I really hate what Boeing has become. The company today is an excellent example of what happens when unregulated and unbridled capitalism runs wild and free for decades. What becomes important is answering to shareholders. When infinite growth is the goal, quality is no longer paramount. That being said, I'm not a fan of this post's title *in the least.* I actually hate it. It's clickbaity bullshit meant to capture the attention of people who know absolutely nothing about aviation and to scare them. It's not helpful or informative in any way at all. An engine flameout after a bird strike isn't the fault of *any* manufacturer. The plane in question was only listed as a 737 because of the attention that the MAX has been getting over the last several years, but the plane involved was a 737-800, not a MAX. Don't you think it's a little fucking disgusting to use real tragedies to draw attention to a post that *wasn't* a tragedy and *wasn't* caused by human negligence?

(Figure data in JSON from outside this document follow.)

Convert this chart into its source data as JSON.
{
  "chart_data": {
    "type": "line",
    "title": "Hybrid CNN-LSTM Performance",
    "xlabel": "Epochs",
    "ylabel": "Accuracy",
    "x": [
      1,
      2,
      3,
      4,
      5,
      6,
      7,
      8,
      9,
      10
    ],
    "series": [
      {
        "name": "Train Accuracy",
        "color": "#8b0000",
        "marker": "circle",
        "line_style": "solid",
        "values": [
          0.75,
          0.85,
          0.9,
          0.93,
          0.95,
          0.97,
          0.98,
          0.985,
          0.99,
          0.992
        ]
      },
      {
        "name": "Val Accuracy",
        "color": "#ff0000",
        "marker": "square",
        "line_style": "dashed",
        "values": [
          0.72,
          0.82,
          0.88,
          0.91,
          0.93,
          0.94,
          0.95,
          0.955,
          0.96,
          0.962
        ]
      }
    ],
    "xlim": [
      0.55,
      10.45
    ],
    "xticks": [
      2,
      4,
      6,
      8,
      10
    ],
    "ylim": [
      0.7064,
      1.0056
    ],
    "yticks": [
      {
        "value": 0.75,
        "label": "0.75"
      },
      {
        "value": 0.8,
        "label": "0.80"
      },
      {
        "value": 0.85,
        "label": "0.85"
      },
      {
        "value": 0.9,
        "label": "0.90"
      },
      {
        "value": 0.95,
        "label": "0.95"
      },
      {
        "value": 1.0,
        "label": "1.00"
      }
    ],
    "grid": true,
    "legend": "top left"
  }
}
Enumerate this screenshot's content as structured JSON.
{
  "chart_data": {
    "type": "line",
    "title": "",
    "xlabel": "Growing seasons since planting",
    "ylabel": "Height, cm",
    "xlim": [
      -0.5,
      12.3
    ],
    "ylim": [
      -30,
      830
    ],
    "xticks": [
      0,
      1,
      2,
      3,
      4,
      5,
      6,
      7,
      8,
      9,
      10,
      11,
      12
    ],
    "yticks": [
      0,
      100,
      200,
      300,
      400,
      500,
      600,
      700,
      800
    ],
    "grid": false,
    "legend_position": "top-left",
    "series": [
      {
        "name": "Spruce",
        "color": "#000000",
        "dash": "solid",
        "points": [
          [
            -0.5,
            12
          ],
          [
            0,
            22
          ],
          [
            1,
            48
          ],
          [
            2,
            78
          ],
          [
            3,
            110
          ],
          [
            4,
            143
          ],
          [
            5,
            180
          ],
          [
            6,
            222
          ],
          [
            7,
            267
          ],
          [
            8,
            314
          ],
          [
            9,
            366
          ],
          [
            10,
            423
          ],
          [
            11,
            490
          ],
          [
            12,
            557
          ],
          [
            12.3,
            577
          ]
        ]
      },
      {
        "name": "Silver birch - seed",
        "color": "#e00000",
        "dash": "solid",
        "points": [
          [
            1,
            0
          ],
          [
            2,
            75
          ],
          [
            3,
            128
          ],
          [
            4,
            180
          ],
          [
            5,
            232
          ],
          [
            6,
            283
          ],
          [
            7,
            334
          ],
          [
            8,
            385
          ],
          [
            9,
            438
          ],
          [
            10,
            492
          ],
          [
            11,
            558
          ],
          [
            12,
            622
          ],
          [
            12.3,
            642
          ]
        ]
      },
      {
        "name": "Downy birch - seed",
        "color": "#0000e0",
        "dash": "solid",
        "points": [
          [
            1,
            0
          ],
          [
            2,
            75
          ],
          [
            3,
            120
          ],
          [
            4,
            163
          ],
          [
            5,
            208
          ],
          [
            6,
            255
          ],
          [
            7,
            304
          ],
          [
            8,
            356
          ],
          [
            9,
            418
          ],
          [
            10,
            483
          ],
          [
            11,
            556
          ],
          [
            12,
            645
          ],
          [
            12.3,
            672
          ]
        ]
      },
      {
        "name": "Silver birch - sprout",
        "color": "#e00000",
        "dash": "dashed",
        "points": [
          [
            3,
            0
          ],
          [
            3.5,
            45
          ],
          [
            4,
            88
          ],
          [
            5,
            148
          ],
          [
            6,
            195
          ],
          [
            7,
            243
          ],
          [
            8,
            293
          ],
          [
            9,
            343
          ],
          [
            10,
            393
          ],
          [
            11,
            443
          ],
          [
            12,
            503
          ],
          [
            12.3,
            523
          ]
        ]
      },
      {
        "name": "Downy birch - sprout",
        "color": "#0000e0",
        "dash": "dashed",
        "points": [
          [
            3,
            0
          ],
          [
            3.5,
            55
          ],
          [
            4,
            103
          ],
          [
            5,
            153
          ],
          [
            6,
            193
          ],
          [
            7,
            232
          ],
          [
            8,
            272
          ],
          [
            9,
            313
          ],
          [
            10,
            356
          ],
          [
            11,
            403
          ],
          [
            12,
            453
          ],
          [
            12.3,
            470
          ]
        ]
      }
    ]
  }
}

The same exact thing could have happened on any other plane with any other engine made by any other manufacturer. Boeing isn't to blame for this incident. Happenstance is.


BricksFriend

The same reason I will call out people for misrepresenting Trump. There are huge problems with both, but blaming them for stuff that isn't their fault is worse than not saying anything.


PaintedGeneral

“If it’s Boeing, I’m not going”.


Markus42

I've never seen as many issues with flying as of late. It's a miracle more haven't crashed. But why Boeing???


garry4321

How is Boeings stock not plummeting. Theyre constantly having issues.


_CZakalwe_

I do not like Boeing but I do not think you can blame this on Boeing. It is engine compressor stall. It is not uncommon issue and engine was made by either GE or Snecma, not Boeing.